= John Laschinger =

Canadian political consultant

John Laschinger is a Canadian political strategist and author. He is best known for his work as a campaign manager, organizing election campaigns and party leadership bids for a variety of candidates. He has written several books, including Leaders & lesser mortals: Backroom politics in Canada and Campaign Confessions: Tales from the War Rooms of Politics.

== Career ==

=== Conservative campaigns and early work ===
In 1983, Laschinger was campaign manager for John Crosbie, a candidate for leadership of the Progressive Conservative Party of Canada. In 1984, he was campaign manager for the Larry Grossman in his bid for leadership of the Ontario Progressive Conservative Party, an effort he repeated for Grossman in the party's 1985 leadership campaign.

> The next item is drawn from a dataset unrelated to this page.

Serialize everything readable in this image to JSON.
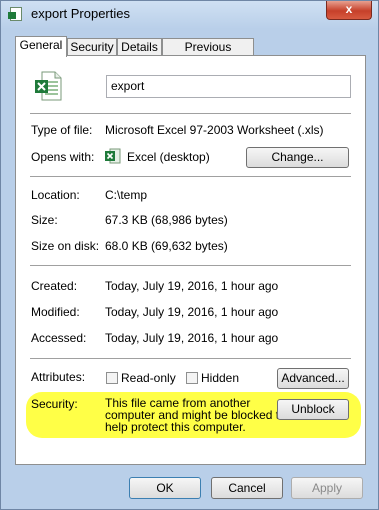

Laschinger was a key organizer for Belinda Stronach's bid to lead the Conservative Party of Canada in 2004, and John Tory's bid to lead the Progressive Conservative Party of Ontario also in 2004. He then worked as campaign manager for the Progressive Conservative Party of Ontario in the 2007 general election.

Laschinger also worked on other conservative campaigns in Canada, including New Brunswick and Manitoba.

In late 1990, Laschinger worked with a group of Canadians led by McMaster University professor Howard Aster on a trip to Ukraine to teach political leaders in the newly independent country about how political parties operate in democracies.

=== Progressive campaigns and municipal politics ===
Known for working with Conservatives, Laschinger was an important figure in the New Democrat-aligned David Miller's bid to become Mayor of Toronto in 2003 and was his campaign manager in 2006. During the 2010 Toronto mayoral election, he was campaign manager for Adam Giambrone until his departure from the race, which led Laschinger to join Miller's deputy mayor Joe Pantalone in his unsuccessful run for mayor.

In 2014 Toronto mayoral election, Laschinger managed his 50th campaign, working as campaign director for former MP and councillor Olivia Chow.